A fase seguinte do projeto de foto-arte digital foi “como passar as fotografias do computador para um espaço que pudesse ser visitado e, com a ajuda de uma empresa, chegamos à conclusão que a impressão em tela resultaria muito bem”, declarou o autor. Mutações (1) assume-se então como “um projeto essencialmente estético e como uma ilustração da possibilidade de alterar realidades, transmutando-as numa outra coisa-objeto, que assim ganha uma beleza que antes lhe era alheia, através da modificação da forma e das cores”, afirmou.

“Decidi chamar ao projeto Mutações (1), porque aquilo que eu estava a provocar na imagem eram mudanças, transformá-las em outra coisa”, afirmou Fausto Marsol, salientando que nessa altura, ainda “não tinha noção que essa mutação também se devia a uma mudança interna minha, era uma mudança de cenário para mim”.

O autor, que atualmente vive em Lisboa, acredita que “há uma necessidade a certa altura, em que nos renovamos ou definhamos, pois tal como a natureza, todos precisamos de uma renovação”.

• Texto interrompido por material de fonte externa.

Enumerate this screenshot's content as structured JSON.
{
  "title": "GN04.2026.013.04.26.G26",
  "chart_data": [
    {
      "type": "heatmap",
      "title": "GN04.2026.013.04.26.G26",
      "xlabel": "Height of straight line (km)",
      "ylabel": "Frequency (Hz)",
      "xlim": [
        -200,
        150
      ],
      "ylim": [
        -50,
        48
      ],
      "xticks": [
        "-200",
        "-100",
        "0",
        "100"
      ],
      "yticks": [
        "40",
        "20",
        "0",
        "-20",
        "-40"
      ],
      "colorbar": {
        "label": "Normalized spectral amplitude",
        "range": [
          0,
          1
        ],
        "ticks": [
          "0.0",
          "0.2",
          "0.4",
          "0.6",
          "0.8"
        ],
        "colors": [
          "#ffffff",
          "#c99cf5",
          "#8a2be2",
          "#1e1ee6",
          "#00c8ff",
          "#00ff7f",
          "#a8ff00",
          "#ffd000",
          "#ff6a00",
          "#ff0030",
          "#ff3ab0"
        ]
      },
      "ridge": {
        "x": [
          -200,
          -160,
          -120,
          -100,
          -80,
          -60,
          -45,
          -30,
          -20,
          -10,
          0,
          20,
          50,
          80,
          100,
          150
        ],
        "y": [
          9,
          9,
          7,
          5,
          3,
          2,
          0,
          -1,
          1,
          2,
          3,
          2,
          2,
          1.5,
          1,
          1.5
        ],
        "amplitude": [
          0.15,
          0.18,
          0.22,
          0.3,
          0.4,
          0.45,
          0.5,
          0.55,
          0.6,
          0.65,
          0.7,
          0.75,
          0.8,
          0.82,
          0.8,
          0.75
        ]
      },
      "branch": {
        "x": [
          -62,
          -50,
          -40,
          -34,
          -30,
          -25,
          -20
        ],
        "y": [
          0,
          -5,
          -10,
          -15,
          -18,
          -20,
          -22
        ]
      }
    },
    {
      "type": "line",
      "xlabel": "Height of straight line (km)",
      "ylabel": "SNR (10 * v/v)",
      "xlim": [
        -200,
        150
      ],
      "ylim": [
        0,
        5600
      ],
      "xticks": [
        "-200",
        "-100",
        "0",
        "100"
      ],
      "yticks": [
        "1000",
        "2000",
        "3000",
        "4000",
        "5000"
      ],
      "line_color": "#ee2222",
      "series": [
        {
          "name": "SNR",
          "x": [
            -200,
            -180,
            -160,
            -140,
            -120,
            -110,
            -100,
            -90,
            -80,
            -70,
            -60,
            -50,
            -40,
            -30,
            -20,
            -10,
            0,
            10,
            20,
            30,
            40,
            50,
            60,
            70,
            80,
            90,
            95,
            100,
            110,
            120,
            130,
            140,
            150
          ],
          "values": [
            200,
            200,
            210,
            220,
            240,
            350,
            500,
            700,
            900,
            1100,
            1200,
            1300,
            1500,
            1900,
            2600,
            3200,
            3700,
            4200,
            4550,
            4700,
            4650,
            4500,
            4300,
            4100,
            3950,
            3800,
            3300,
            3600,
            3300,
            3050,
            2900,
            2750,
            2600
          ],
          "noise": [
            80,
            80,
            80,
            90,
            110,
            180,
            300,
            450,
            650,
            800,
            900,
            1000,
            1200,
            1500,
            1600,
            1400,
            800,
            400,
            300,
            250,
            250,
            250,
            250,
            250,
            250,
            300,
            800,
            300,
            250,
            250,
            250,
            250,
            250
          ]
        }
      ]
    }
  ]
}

O autor viveu dos 7 aos 20 anos em Lamego

O autor viveu dos 7 aos 20 anos em Lamego

Para Fausto Marsol este projeto é “uma inovação no campo da arte e, por vezes, a reação das pessoas é que a minha peça é uma pintura, não acreditam à primeira vista que se trata de uma fotografia”, contou o portuense frisando que, “para mim é uma inovação, uma revolução porque é uma outra faceta e eu desconhecia que tinha esta capacidade”.

A escolha de Lamego para expor o projeto foi um ato “emocional”, “o primeiro momento foi de alegria, reencontro mas, neste momento, tenho uma certa tristeza pois não correspondeu às minhas expectativas, seja na frequência que tem tido, como do ponto de vista comercial”, contou o autor ao VivaDouro, salientando que “ não há muito feedback, mas o feedback que há é muito bom e isso já é bastante positivo”.

Fausto Marsol revela ainda que a Associação dos Antigos Alunos do Liceu foi “fundamental para a minha própria decisão de fazer a exposição em Lamego, e para que a exposição se concretizasse”.

Se pudesse escolher apenas uma palavra para descrever o projeto Mutações (1), o autor escolheria “emoções”, pois na sua opinião, “são muito básicas em termos de desenvolvimento e no fundo são as nossas formas de expressão”. “O próprio início do trabalho é um ato emocional porque perante a adversidade, trata-se de dar a volta e começar a transformar as peças em algo bonito”, concluiu Fausto Marsol.